Condé has iconic, established brands. But over the years, it has also launched new brands [The platform Them launched in 2017], it has acquired brands. Are you thinking of expansion, whether it’s developing new editorial brands or seeking strategic acquisitions?
There may be brands that we don’t own that we can look at acquiring, but our bar would be very high. Because there aren’t many brands that are at the stature of our brands. We don’t want to just lower our quality level to say, “We can acquire some audience over here.” That doesn’t really fit into our business model. So we would be quite picky about that. Capabilities are a different area. When I talk about all the areas where we’re investing, we always are looking at, “OK, should we build or should we buy or partner?” And so there could be areas where we look at acquisitions and helping us build capabilities as part of this flywheel that I’m talking about.
The tech companies have had disappointing earnings, and folks on the TV side are beginning to prepare for a tougher ad environment. Are you preparing for a potential economic slowdown?

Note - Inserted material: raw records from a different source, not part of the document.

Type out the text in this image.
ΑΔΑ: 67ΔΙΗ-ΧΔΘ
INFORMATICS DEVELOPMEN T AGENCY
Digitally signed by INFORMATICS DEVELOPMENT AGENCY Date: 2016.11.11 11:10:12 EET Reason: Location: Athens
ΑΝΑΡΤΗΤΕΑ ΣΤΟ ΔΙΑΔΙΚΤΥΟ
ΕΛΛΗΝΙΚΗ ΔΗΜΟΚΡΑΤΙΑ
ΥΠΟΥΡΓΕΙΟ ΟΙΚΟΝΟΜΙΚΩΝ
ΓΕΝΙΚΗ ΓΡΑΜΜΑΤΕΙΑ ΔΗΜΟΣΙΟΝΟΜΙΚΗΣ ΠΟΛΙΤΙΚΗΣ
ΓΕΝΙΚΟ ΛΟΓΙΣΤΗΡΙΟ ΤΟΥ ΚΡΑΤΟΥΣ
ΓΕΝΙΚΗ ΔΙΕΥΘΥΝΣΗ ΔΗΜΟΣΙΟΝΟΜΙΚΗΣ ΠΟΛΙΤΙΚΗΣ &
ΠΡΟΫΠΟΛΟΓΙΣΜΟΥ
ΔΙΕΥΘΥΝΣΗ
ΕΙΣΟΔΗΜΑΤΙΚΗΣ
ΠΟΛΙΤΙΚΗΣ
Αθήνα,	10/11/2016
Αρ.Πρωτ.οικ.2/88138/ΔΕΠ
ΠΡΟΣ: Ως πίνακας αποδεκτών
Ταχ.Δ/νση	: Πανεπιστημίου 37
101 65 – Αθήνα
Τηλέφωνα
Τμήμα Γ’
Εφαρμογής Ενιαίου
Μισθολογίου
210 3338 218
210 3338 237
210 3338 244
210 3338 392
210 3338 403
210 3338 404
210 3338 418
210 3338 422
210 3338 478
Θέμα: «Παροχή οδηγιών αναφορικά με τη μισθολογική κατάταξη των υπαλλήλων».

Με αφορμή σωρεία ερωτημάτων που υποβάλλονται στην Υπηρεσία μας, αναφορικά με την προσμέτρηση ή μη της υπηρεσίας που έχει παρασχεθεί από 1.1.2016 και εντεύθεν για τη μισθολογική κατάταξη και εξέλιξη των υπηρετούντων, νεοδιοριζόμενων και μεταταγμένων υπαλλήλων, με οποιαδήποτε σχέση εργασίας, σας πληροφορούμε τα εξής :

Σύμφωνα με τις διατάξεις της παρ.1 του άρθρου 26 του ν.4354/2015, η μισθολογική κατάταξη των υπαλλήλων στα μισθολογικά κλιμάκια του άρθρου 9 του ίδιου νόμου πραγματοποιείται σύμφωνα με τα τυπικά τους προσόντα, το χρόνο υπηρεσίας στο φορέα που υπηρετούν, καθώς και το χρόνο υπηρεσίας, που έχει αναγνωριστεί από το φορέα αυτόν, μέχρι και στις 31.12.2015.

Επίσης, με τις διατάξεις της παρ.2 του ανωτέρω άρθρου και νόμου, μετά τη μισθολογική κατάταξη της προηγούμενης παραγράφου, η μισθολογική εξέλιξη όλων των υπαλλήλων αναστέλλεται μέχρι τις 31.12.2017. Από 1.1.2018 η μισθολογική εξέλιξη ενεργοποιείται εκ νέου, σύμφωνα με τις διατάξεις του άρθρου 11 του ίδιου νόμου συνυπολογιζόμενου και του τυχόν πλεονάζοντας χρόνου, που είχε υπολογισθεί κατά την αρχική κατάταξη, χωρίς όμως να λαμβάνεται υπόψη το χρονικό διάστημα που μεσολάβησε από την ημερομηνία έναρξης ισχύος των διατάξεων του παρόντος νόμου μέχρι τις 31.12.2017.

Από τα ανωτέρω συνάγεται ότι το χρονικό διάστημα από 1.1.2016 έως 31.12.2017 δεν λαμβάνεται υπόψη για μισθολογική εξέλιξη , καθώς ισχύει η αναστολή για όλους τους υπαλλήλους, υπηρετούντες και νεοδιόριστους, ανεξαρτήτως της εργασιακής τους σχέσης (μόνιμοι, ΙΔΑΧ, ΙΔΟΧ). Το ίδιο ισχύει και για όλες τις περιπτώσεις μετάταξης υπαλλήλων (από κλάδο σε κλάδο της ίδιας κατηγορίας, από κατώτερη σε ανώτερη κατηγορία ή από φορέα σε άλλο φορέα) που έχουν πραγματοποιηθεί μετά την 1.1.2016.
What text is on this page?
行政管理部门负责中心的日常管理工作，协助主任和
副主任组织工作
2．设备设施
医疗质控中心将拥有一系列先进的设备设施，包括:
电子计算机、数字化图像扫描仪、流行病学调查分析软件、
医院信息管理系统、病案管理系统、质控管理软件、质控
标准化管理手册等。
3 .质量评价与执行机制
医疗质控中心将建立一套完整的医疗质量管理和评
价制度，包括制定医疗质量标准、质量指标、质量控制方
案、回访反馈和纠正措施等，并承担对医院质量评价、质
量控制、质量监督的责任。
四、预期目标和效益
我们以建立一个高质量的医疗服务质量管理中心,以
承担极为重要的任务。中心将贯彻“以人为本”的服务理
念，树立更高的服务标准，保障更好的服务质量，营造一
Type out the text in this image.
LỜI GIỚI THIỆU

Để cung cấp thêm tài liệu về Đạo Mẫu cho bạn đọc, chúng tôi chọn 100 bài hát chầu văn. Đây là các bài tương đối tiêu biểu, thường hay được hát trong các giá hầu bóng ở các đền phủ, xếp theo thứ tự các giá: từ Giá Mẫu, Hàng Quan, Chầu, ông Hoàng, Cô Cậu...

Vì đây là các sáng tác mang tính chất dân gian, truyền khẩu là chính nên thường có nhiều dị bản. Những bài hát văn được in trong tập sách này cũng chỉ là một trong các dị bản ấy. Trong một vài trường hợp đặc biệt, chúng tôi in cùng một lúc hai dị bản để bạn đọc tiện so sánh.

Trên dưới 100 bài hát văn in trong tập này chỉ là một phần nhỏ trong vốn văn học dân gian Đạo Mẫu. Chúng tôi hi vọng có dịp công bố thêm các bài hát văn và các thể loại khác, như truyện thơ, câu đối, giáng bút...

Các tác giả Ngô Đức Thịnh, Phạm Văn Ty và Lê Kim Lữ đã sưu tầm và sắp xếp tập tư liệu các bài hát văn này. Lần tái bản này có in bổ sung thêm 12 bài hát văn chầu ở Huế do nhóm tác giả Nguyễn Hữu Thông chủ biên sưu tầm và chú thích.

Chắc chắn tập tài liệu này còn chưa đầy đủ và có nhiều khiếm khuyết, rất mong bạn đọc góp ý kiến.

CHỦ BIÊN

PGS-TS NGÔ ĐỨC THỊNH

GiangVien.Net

Yeah, we, like most companies, are expecting to see a slowdown, and, to a certain extent, we’re seeing it in some aspects of the business. But our biggest advertisers are fashion and luxury houses, and their businesses are very strong. They are not seeing a slowdown. And there are certain markets — like in China, where because of lockdowns, they may have seen a little bit of that, but in general, their businesses are strong, so their advertising business is very strong. So we’re a little bit protected right now in those areas, but in broader-based advertising categories, we’re seeing a bit of slowdown in some of those, and we’re expecting 2023 to be a tougher time. We’re definitely being more cautious in our approach because of that.
Interview edited for length and clarity.